The method by which your machines achieved intelligence is a major component to the explanation of this.
The machines evolved in a weird biomechanical way: They can have just as much difference as us. They're essentially randomly configured by their parents!
The machines were built that way: Their creators felt that this world needed more fun, or that each robot should be configured to it's master. Maybe they just wanted to not have to see the same robot face and be greeted by the same robot voice every morning.
If the machines were constructed to have identical minds, then left for aeons: Flaws in machinery, or changes in the ambient environmental factors during creation may play a part in changes to personality, as may the factors they were necessarily exposed to during their life. A robot that has spent it's entire existence smashing rocks is going to need to know more about rock smashing than a robot that knits, and these changes may require removing or modifying different behavioural aspects to facilitate them.

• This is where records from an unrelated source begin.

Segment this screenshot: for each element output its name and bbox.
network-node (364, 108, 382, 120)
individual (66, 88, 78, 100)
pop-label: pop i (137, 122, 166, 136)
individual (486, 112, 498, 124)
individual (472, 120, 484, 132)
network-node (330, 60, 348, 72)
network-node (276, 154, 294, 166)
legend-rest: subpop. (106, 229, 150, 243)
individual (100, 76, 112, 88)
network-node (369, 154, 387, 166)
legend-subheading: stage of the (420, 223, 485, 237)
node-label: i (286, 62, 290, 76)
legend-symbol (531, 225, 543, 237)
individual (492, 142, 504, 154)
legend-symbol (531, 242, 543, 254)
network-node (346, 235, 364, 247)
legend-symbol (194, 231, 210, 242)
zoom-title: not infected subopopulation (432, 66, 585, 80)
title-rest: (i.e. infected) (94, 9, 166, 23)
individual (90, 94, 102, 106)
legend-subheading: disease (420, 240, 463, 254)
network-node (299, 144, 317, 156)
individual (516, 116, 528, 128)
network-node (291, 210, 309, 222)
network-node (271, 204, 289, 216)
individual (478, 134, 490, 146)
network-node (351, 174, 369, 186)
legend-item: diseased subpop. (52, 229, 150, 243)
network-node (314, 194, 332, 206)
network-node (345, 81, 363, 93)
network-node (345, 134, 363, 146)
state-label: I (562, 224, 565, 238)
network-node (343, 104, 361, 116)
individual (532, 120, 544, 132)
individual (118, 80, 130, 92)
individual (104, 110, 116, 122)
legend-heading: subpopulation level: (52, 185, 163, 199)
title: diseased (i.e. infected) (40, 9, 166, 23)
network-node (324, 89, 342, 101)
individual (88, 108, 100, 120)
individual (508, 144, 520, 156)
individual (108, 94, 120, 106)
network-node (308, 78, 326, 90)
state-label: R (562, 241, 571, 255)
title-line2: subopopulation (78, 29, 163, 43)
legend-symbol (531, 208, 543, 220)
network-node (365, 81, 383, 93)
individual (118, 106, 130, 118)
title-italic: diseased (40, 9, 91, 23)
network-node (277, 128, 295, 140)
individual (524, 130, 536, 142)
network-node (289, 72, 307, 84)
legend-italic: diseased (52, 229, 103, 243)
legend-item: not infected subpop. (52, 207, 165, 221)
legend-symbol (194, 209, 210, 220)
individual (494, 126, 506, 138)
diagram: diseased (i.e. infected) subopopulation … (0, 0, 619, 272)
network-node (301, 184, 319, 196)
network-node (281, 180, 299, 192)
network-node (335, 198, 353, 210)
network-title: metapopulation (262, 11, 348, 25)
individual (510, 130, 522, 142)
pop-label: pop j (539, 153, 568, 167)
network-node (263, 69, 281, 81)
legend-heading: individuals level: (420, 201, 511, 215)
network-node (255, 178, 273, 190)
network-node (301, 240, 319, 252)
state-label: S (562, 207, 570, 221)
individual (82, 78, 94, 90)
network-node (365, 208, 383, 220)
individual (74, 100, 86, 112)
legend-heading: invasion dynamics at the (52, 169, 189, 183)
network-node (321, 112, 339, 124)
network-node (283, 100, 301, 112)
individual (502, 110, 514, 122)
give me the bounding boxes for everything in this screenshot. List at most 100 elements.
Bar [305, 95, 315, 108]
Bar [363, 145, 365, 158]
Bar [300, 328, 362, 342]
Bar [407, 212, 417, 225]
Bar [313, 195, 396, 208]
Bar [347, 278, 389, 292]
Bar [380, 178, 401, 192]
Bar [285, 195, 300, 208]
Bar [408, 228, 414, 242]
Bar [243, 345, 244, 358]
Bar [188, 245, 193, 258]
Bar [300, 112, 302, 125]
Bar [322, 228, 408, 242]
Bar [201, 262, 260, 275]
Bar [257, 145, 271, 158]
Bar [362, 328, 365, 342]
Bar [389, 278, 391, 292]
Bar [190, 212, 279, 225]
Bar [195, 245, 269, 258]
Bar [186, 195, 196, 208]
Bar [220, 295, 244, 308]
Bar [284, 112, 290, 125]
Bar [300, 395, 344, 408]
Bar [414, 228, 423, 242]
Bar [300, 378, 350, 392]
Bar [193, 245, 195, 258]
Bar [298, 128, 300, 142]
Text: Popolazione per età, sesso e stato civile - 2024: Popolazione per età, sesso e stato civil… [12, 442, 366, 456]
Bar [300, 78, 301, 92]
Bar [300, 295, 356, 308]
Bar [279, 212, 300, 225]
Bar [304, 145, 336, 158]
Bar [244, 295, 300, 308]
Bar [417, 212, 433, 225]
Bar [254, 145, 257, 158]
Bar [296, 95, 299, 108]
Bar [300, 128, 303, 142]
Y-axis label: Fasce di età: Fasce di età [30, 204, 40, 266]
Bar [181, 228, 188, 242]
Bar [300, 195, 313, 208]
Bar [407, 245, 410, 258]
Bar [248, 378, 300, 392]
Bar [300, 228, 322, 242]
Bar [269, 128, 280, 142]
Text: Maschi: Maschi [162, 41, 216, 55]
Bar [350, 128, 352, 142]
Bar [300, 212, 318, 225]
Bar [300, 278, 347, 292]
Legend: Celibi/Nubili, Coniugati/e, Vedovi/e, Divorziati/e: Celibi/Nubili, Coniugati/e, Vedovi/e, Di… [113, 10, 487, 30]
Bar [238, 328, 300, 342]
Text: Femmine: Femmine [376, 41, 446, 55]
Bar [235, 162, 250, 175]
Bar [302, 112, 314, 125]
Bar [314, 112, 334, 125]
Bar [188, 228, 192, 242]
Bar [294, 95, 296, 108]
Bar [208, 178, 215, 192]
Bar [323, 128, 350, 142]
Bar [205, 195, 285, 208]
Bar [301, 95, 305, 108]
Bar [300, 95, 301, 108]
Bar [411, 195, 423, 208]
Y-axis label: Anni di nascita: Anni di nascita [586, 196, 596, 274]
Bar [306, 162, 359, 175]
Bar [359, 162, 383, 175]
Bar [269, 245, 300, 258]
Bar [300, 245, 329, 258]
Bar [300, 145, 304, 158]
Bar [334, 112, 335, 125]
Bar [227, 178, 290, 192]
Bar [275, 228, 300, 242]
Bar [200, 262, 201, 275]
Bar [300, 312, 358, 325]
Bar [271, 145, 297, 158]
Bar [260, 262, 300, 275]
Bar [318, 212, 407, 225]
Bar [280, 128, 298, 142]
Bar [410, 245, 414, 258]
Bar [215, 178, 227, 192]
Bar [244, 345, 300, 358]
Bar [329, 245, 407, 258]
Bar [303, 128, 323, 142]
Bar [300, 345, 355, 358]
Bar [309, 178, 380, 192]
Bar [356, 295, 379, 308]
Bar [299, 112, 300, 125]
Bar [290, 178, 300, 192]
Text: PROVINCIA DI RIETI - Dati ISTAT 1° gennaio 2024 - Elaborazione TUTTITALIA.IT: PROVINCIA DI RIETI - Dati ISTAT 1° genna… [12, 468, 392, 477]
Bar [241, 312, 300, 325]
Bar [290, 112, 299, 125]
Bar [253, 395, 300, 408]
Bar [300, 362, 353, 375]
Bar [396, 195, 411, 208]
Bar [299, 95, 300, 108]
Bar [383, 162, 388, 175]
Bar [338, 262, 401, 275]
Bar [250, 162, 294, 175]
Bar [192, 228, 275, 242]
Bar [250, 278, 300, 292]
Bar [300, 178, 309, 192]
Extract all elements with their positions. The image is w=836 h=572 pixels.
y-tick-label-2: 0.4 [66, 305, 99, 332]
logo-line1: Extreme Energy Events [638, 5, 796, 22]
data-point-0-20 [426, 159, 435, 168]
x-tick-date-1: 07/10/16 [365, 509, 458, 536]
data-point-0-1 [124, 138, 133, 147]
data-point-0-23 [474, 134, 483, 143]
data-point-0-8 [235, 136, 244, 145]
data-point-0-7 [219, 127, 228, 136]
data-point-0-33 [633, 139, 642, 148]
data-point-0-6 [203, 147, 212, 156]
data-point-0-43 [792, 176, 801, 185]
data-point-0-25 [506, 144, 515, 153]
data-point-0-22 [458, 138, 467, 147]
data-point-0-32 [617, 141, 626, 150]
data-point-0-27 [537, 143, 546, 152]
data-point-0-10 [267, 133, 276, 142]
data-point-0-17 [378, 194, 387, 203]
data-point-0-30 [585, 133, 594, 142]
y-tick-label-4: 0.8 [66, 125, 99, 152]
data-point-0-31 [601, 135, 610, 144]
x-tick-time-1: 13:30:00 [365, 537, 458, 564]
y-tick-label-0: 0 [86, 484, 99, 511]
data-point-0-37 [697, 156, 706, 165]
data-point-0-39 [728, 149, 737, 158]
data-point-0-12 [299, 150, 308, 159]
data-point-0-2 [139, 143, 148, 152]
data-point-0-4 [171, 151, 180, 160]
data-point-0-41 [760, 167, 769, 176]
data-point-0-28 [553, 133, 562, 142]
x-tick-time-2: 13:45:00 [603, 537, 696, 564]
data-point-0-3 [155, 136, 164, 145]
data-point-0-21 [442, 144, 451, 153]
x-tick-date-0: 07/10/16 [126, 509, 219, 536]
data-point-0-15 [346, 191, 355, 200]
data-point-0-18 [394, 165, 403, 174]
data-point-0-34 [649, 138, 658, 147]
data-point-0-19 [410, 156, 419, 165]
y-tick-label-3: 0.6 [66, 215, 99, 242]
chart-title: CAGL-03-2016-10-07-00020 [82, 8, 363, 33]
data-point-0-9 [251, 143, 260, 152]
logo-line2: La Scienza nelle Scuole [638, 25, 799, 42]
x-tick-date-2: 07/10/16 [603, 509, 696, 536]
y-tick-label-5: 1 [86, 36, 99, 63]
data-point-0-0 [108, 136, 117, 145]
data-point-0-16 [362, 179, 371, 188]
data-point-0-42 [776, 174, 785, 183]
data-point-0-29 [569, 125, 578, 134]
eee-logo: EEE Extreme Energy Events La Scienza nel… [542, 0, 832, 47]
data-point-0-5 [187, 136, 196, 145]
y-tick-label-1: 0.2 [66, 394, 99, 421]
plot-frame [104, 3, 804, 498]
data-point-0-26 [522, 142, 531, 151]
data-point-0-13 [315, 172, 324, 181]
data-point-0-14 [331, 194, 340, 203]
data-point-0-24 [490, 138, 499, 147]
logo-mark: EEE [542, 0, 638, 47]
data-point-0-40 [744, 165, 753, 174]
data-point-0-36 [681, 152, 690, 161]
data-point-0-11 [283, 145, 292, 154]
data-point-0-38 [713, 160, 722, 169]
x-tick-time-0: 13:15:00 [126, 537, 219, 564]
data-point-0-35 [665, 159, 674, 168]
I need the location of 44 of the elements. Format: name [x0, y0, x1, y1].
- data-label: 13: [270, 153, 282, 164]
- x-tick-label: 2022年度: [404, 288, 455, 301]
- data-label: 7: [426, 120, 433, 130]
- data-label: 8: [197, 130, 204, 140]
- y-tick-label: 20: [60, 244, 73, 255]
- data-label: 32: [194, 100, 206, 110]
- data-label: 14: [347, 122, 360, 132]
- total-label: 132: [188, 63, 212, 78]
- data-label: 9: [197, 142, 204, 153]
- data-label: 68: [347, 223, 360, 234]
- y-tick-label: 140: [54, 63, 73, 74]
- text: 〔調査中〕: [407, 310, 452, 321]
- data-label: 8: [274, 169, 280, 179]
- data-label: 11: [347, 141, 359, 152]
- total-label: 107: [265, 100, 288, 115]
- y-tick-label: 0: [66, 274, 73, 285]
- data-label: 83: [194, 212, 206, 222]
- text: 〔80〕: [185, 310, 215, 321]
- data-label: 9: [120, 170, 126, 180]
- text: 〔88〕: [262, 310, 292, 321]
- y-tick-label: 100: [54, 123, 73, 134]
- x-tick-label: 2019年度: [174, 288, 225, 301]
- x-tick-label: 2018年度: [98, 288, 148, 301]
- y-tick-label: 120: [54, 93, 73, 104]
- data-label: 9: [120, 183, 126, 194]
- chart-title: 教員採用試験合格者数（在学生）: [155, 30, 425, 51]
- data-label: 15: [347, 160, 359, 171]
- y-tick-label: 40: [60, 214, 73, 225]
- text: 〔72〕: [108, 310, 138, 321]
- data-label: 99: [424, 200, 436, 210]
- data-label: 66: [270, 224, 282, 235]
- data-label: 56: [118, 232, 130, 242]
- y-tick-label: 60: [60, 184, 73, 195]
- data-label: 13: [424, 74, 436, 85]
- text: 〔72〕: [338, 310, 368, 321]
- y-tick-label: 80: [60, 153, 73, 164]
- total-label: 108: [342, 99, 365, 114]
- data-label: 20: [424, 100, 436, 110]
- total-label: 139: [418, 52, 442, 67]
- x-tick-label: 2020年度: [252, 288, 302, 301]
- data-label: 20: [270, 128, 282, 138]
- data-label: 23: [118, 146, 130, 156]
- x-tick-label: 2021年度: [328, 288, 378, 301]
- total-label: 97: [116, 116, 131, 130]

If the machines were constructed, but randomly generated for the effect: Even a few tweaks to various parameters can have a drastic effect on a suitably complex system, and I think anything that can classify as 'intelligent' is a complex system. If the robots were all made with ten 'sliders' that go from 0 to 255, you can randomly assign values to each new bot off the line without much fear of accidentally making the same robot twice, and the interaction between all the parameters would be chaotic enough that even two almost identical robots would act and react differently.
If the machines were made, but designed to mimic human brains: This is my favourite option. Machine learning is a huge field, and has had some thoroughly exciting (a google learning machine learnt, with no external help, what a face was and how to recognise it) and also terrifying (A google learning machine also learnt how to recognise cats, and now sees them everywhere) developments in the last decade or two, but it's worth pointing out that two identical learning machines, if presented the same data in different formats (say the same view from a slightly different angle) will form different inferences and connections from that data. Out of a small change in the way each bot thinks a larger change emerges, and more and more changes cascade out of this until each robot is, by their very design, fundamentally different in the way they approach everything. For a small or simple learning machine, such as a perceptron, it's demonstrable that two networks will converge if consistently fed the same data, but for larger, more chaotic networks, it's anyone's guess what will happen, and I think that an 'intelligent' robot would have to be a larger network.
A few ideas for you hopefully, but it's worth pointing out that if you've got a world populated entirely by humanoid robots of all shapes, sizes and personalities then it's probably a minor issue!